Model	Type	Latency(s/img)	EdiVal-IF T1/T2/T3	EdiVal-CC T1/T2/T3	EdiVal-O T1/T2/T3	Rank
Seedream 4.0	Closed	14.55	75.93 / 55.58 / 41.59	92.51 / 88.03 / 85.86	83.81 / 69.95 / 59.76	1
GPT-Image-1.5	Closed in-context	35.55	75.19 / 55.92 / 40.08	94.49 / 91.20 / 88.49	84.29 / 71.41 / 59.55	2
Qwen-Image-Edit	Open flow matching	115.08	72.90 / 44.06 / 22.55	84.22 / 80.52 / 77.98	78.36 / 59.56 / 41.93	9
FLUX.1-Kontext-dev	Open flow matching	29.21	59.97 / 32.69 / 16.61	95.32 / 92.24 / 90.22	75.61 / 54.91 / 38.71	11

Human alignment experiments show EdiVal-IF significantly outperforms VLM-only and CLIP directional baselines, particularly in spatial, removal, and counting tasks.

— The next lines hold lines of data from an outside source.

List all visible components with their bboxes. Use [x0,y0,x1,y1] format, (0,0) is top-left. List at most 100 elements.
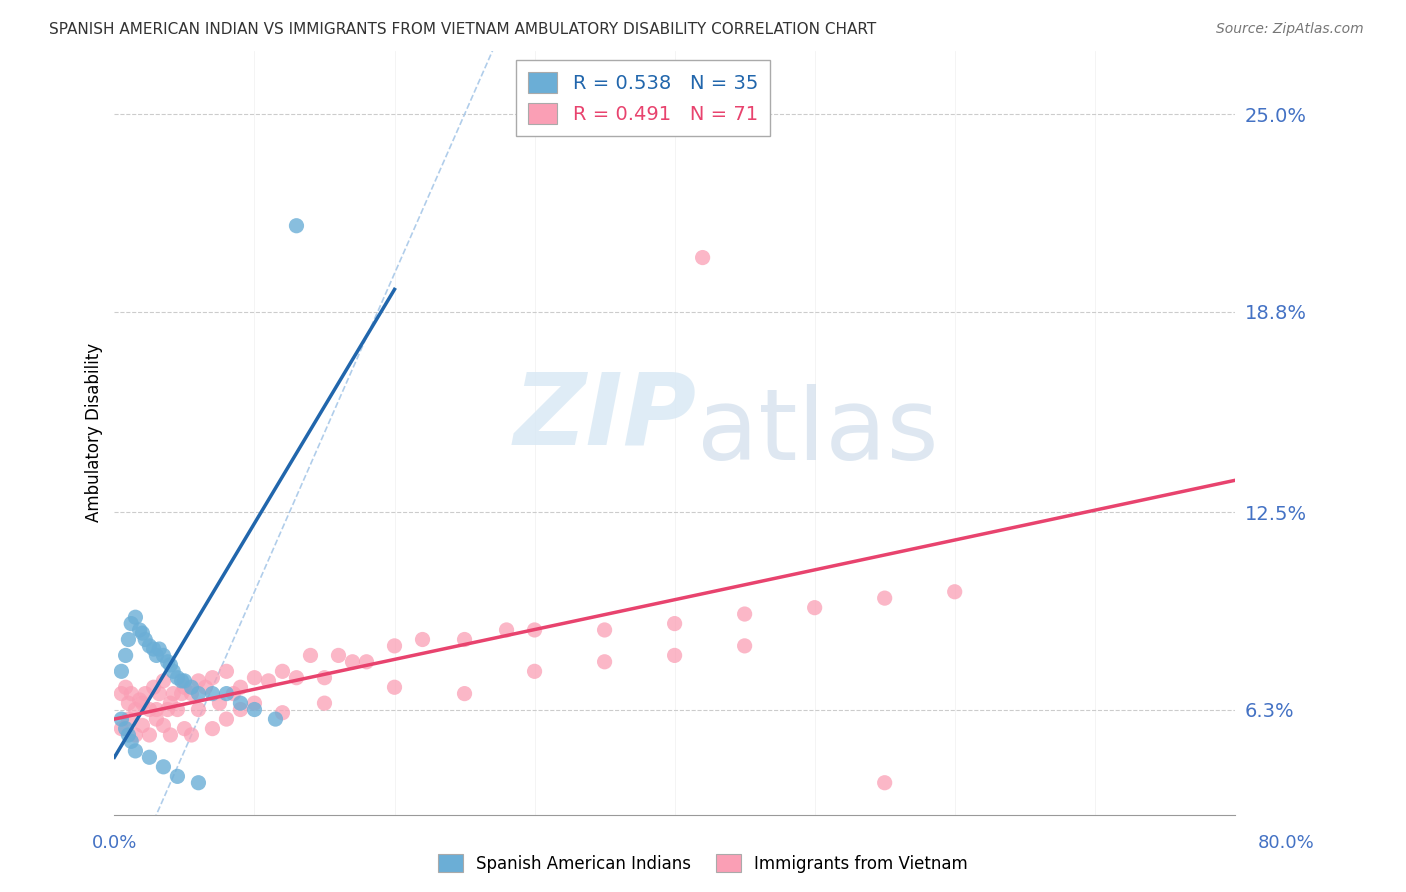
Point [138,750,160,764]
Point [243,696,266,710]
Point [243,671,266,685]
Point [285,219,308,233]
Point [285,671,308,685]
Point [384,680,406,694]
Point [110,665,132,679]
Point [114,680,136,694]
Point [128,623,150,637]
Point [243,702,266,716]
Point [131,696,153,710]
Point [692,251,714,265]
Point [120,734,142,748]
Point [314,696,336,710]
Text: atlas: atlas [697,384,939,481]
Point [152,648,174,663]
Point [142,680,165,694]
Point [523,623,546,637]
Point [117,712,139,726]
Point [180,680,202,694]
Point [803,600,825,615]
Point [873,591,896,606]
Point [131,626,153,640]
Point [110,687,132,701]
Point [523,665,546,679]
Point [271,665,294,679]
Text: Source: ZipAtlas.com: Source: ZipAtlas.com [1216,22,1364,37]
Point [215,665,238,679]
Point [110,722,132,736]
Point [664,616,686,631]
Y-axis label: Ambulatory Disability: Ambulatory Disability [86,343,103,522]
Point [201,671,224,685]
Point [170,687,193,701]
Point [166,671,188,685]
Point [314,671,336,685]
Point [120,687,142,701]
Point [159,657,181,672]
Point [873,776,896,790]
Point [208,696,231,710]
Point [229,696,252,710]
Point [342,655,364,669]
Point [173,673,195,688]
Point [159,696,181,710]
Text: 80.0%: 80.0% [1258,834,1315,852]
Point [264,712,287,726]
Point [124,744,146,758]
Point [162,687,184,701]
Point [138,702,160,716]
Point [734,639,756,653]
Point [271,706,294,720]
Point [187,702,209,716]
Text: 0.0%: 0.0% [91,834,136,852]
Point [156,702,179,716]
Point [187,687,209,701]
Point [145,648,167,663]
Point [173,680,195,694]
Point [173,722,195,736]
Point [114,722,136,736]
Point [453,632,475,647]
Point [194,680,217,694]
Point [138,728,160,742]
Point [156,655,179,669]
Point [114,648,136,663]
Point [943,584,966,599]
Point [138,639,160,653]
Point [384,639,406,653]
Point [131,718,153,732]
Point [495,623,517,637]
Point [124,728,146,742]
Point [148,687,170,701]
Point [453,687,475,701]
Point [145,702,167,716]
Point [117,696,139,710]
Point [124,610,146,624]
Point [229,680,252,694]
Point [412,632,434,647]
Legend: R = 0.538   N = 35, R = 0.491   N = 71: R = 0.538 N = 35, R = 0.491 N = 71 [516,61,769,136]
Point [593,655,616,669]
Point [142,642,165,657]
Point [222,687,245,701]
Text: ZIP: ZIP [515,369,697,466]
Point [166,769,188,783]
Point [159,728,181,742]
Point [166,702,188,716]
Point [201,722,224,736]
Point [734,607,756,621]
Point [124,702,146,716]
Point [134,687,156,701]
Point [110,712,132,726]
Point [145,712,167,726]
Point [128,693,150,707]
Point [215,687,238,701]
Point [664,648,686,663]
Point [117,632,139,647]
Point [299,648,322,663]
Point [162,665,184,679]
Point [148,642,170,657]
Point [120,616,142,631]
Point [229,702,252,716]
Point [187,776,209,790]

Evaluation Method	Human Alignment Accuracy	Note
EdiVal-IF	81.3%	Hybrid of Detector + Rules + Local VLM
Qwen2-VL / VLM-only	75.2%	Direct VLM judgment; weaker in spatial/existence
Thresholded CLIP dir	65.4%	Requires task-specific thresholds

Ablation Study¶

Ablations focus on the tool stack. Key conclusion: changing VLMs or detection thresholds shifts absolute scores, but the primary model ranking remains stable. Replacing Grounding-DINO with the weaker OWL-ViT significantly reduces human alignment.

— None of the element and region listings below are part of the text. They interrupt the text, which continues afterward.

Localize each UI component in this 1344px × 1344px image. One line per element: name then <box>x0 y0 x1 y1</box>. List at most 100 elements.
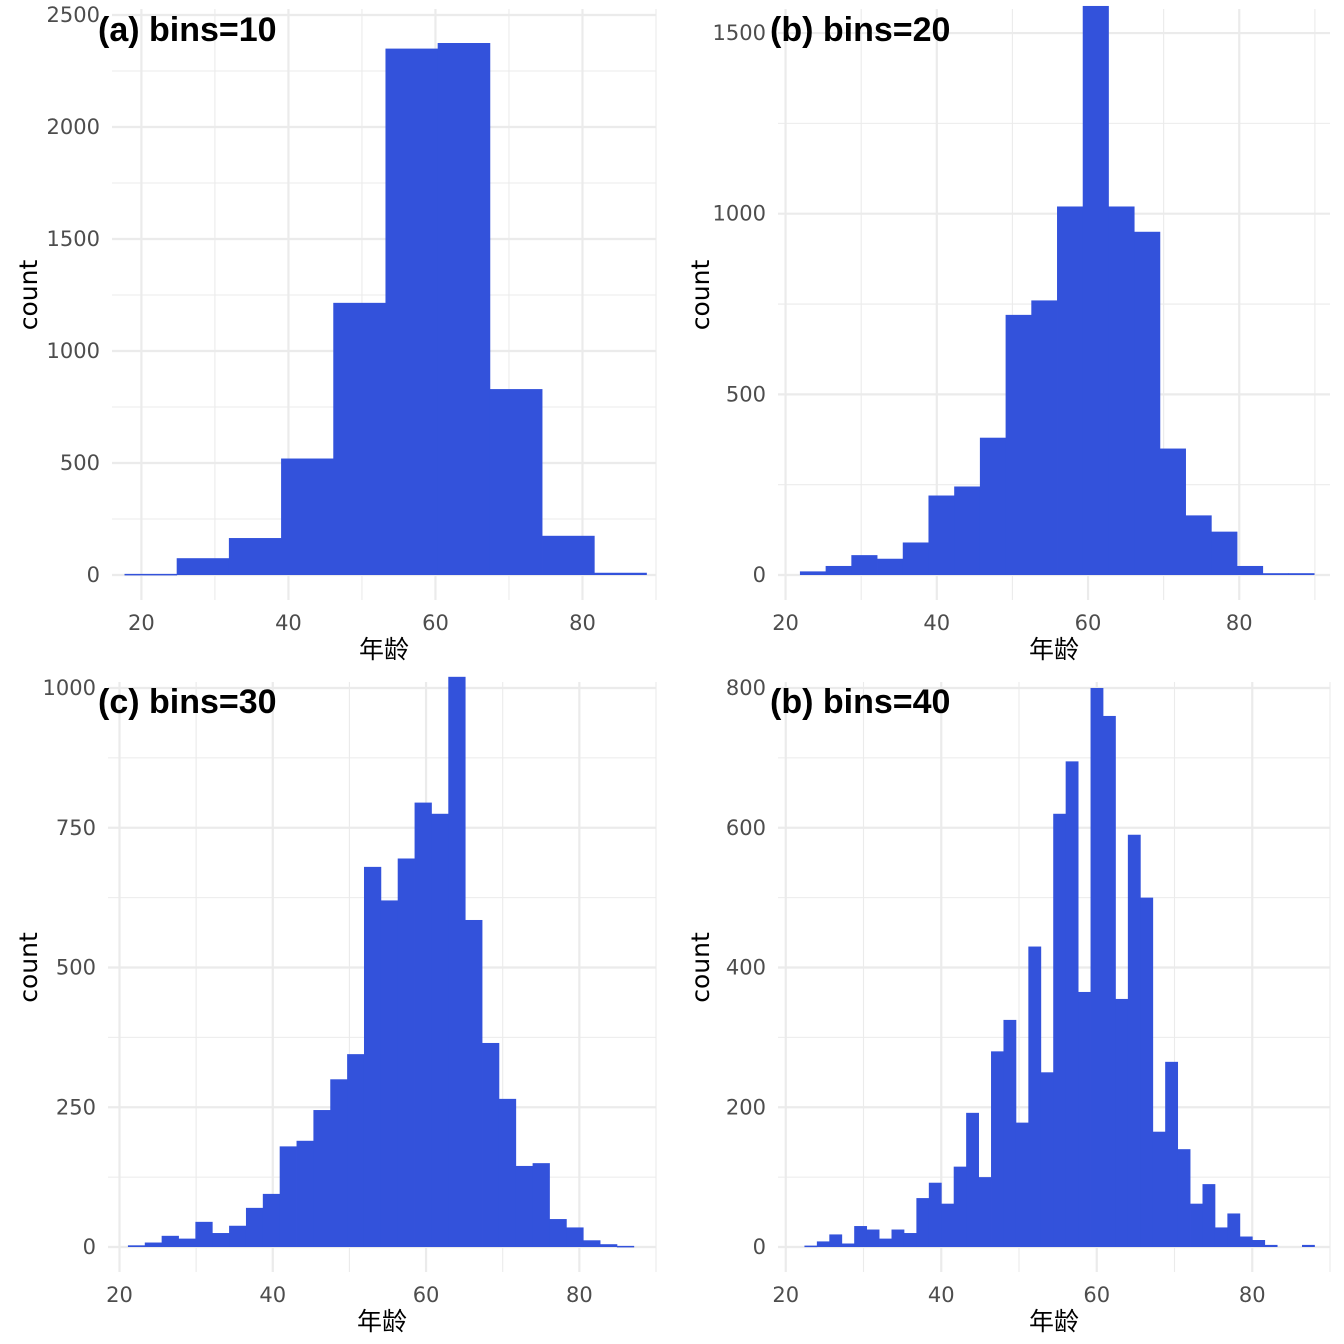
histogram-bar <box>1152 1131 1166 1247</box>
panel-4: 0 200 400 600 800 20 40 60 80 年龄 count (b) bins=40 <box>686 676 1331 1336</box>
histogram-bar <box>1288 573 1315 575</box>
histogram-bar <box>1102 715 1116 1247</box>
y-tick-label: 0 <box>753 1235 766 1259</box>
histogram-bar <box>363 866 382 1247</box>
x-tick-label: 40 <box>259 1283 286 1307</box>
y-tick-label: 1000 <box>713 202 766 226</box>
y-tick-label: 0 <box>753 563 766 587</box>
y-tick-label: 400 <box>726 956 766 980</box>
histogram-bar <box>1028 946 1042 1247</box>
y-axis-title: count <box>686 932 715 1003</box>
histogram-bar <box>583 1240 601 1247</box>
x-tick-label: 20 <box>106 1283 133 1307</box>
histogram-bar <box>804 1245 818 1248</box>
histogram-bar <box>144 1242 163 1247</box>
histogram-bar <box>1190 1203 1203 1247</box>
histogram-bar <box>549 1219 567 1247</box>
histogram-bar <box>281 458 334 575</box>
x-tick-label: 60 <box>1075 611 1102 635</box>
histogram-bar <box>825 565 852 575</box>
x-tick-label: 80 <box>566 1283 593 1307</box>
histogram-bar <box>879 1238 892 1247</box>
x-tick-label: 80 <box>569 611 596 635</box>
histogram-bar <box>1159 448 1186 575</box>
y-tick-label: 750 <box>56 816 96 840</box>
histogram-bar <box>1140 897 1154 1247</box>
y-tick-label: 200 <box>726 1095 766 1119</box>
histogram-bar <box>228 538 282 575</box>
histogram-bar <box>431 813 449 1247</box>
y-axis-title: count <box>686 260 715 331</box>
histogram-bar <box>195 1221 213 1247</box>
y-tick-label: 0 <box>83 1235 96 1259</box>
histogram-bar <box>245 1207 264 1247</box>
histogram-bar <box>978 1177 992 1247</box>
histogram-bar <box>397 858 415 1247</box>
histogram-bar <box>212 1233 230 1247</box>
histogram-bar <box>941 1203 955 1247</box>
histogram-bar <box>854 1226 868 1247</box>
histogram-bar <box>1053 813 1067 1247</box>
panel-title: (b) bins=40 <box>770 683 950 721</box>
histogram-bar <box>1239 1236 1253 1247</box>
histogram-bar <box>1115 998 1129 1247</box>
histogram-bar <box>1264 1244 1278 1247</box>
histogram-bar <box>515 1165 534 1247</box>
x-axis-title: 年龄 <box>1029 635 1079 664</box>
y-tick-label: 250 <box>56 1095 96 1119</box>
histogram-bar <box>1262 573 1289 575</box>
histogram-bar <box>347 1054 365 1247</box>
histogram-bar <box>262 1193 281 1247</box>
y-tick-label: 500 <box>726 382 766 406</box>
histogram-bar <box>928 495 955 575</box>
histogram-bar <box>489 389 543 575</box>
histogram-bar <box>1302 1244 1315 1247</box>
histogram-bar <box>1090 688 1104 1247</box>
histogram-bar <box>333 302 386 575</box>
x-tick-label: 20 <box>772 611 799 635</box>
histogram-bar <box>916 1198 930 1247</box>
histogram-bar <box>1078 991 1091 1247</box>
histogram-bar <box>1065 761 1079 1247</box>
histogram-bar <box>1127 834 1141 1247</box>
y-tick-label: 1000 <box>43 676 96 700</box>
histogram-bar <box>1177 1149 1191 1247</box>
histogram-bar <box>176 558 230 575</box>
histogram-bar <box>1165 1061 1179 1247</box>
x-tick-label: 20 <box>128 611 155 635</box>
histogram-bar <box>1040 1072 1054 1247</box>
histogram-bar <box>161 1235 179 1247</box>
histogram-bar <box>1082 5 1109 576</box>
histogram-bar <box>1185 515 1212 575</box>
histogram-bar <box>891 1229 905 1247</box>
histogram-bar <box>1005 314 1032 575</box>
y-tick-label: 2000 <box>47 115 100 139</box>
histogram-bar <box>966 1112 979 1247</box>
x-tick-label: 60 <box>1083 1283 1110 1307</box>
x-tick-label: 40 <box>275 611 302 635</box>
histogram-bar <box>465 919 483 1247</box>
x-tick-label: 20 <box>772 1283 799 1307</box>
histogram-bar <box>1003 1019 1017 1247</box>
y-tick-label: 2500 <box>47 3 100 27</box>
histogram-bar <box>385 48 439 576</box>
histogram-bar <box>124 573 178 576</box>
x-axis-title: 年龄 <box>359 635 409 664</box>
histogram-bar <box>532 1163 550 1247</box>
histogram-bar <box>841 1243 855 1247</box>
histogram-bar <box>928 1182 942 1247</box>
histogram-bar <box>954 486 981 575</box>
y-tick-label: 0 <box>87 563 100 587</box>
histogram-bar <box>1031 300 1058 575</box>
histogram-bar <box>566 1227 584 1247</box>
x-axis-title: 年龄 <box>1029 1307 1079 1336</box>
histogram-bar <box>1108 206 1135 575</box>
histogram-bar <box>903 1233 917 1247</box>
y-tick-label: 600 <box>726 816 766 840</box>
panel-title: (c) bins=30 <box>98 683 277 721</box>
y-tick-label: 1500 <box>713 21 766 45</box>
x-axis-title: 年龄 <box>357 1307 407 1336</box>
y-tick-label: 500 <box>56 956 96 980</box>
x-tick-label: 40 <box>923 611 950 635</box>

Configuration	Key Metric	Note
Qwen2.5-7B-VL replaces default VLM	Pearson 0.9544, Spearman 0.9298	Ranking remains stable
Grounding-DINO → OWL-ViT	Pearson 0.8157, Spearman 0.7929	Lower absolute success rate and alignment
DINOv3 → DINOv2	Pearson 0.9987, Spearman 1.0000	CC values shift, but ranking is identical

Key Findings¶

Seedream 4.0 ranks first overall, balancing IF, CC, and lower latency.
Qwen-Image-Edit perform well in turn 1, but its EdiVal-O score drops sharply (78.36 to 41.93), indicating exposure bias when processing its own previous outputs.
Nano Banana is stable in attribute editing but weak in spatial and numerical constraints.
Multi-turn editing and single-shot complex editing have different trade-offs; models without exposure bias benefit from step-by-step editing, while others may perform better by compressing instructions into one shot.

Highlights & Insights¶

The object pool is the crucial abstraction. It transforms "multi-turn history" into a data structure, ensuring content consistency evaluation does not rely on static masks.
The triage in EdiVal-IF is practical: detectors handle existence/spatial/count, while VLMs handle color/material/text.
Separating visual quality from the overall score is a sound decision. Aesthetic "beauty" and "fidelity" often conflict, and high HPS might indicate over-beautification rather than faithful editing.
EdiVal-Bench provides diagnostic value, identifying failure modes like Qwen's multi-turn degradation or GPT-Image-1's stylistic drift.

Limitations & Future Work¶

Instruction types are primarily object-centric and do not currently cover style transfer, narrative editing, or abstract aesthetic requests.
The framework relies on open-vocabulary detectors; detector errors (FP/FN) directly impact EdiVal-IF.
Multi-turn editing is limited to three turns. As sessions lengthen, object pool drift and output degradation will worsen.
Future work could focus on using EdiVal scores as feedback signals for RL/post-training or inference-side selection.

vs MagicBrush / UltraEdit: These rely on reference images, which might contain biases from older models. EdiVal-Bench checks goals and preservation directly.
vs GEdit-Bench / ImgEdit-Bench: These rely on global VLM judgments, which struggle with spatial and counting tasks.
vs CLIP directional score: EdiVal-IF achieves 81.3% human alignment, significantly higher than the 65.4% of CLIP dir.
Future Impact: High-quality evaluation for generative models increasingly requires a combination of "structured state + expert tools + VLM semantic judgment" rather than a single black-box VLM.

Rating¶

Novelty: ⭐⭐⭐⭐☆ The combination of object-centric state pools and hybrid tool evaluation effectively addresses pain points in editing evaluation.
Experimental Thoroughness: ⭐⭐⭐⭐⭐ Comprehensive coverage across 16 models, 9 instruction types, multi-turn analysis, and human alignment.
Writing Quality: ⭐⭐⭐⭐☆ Clear logic and rich visualization, though some VLM descriptions could be more synchronized.
Value: ⭐⭐⭐⭐⭐ Highly valuable for researchers as an automated leaderboard and diagnostic infrastructure.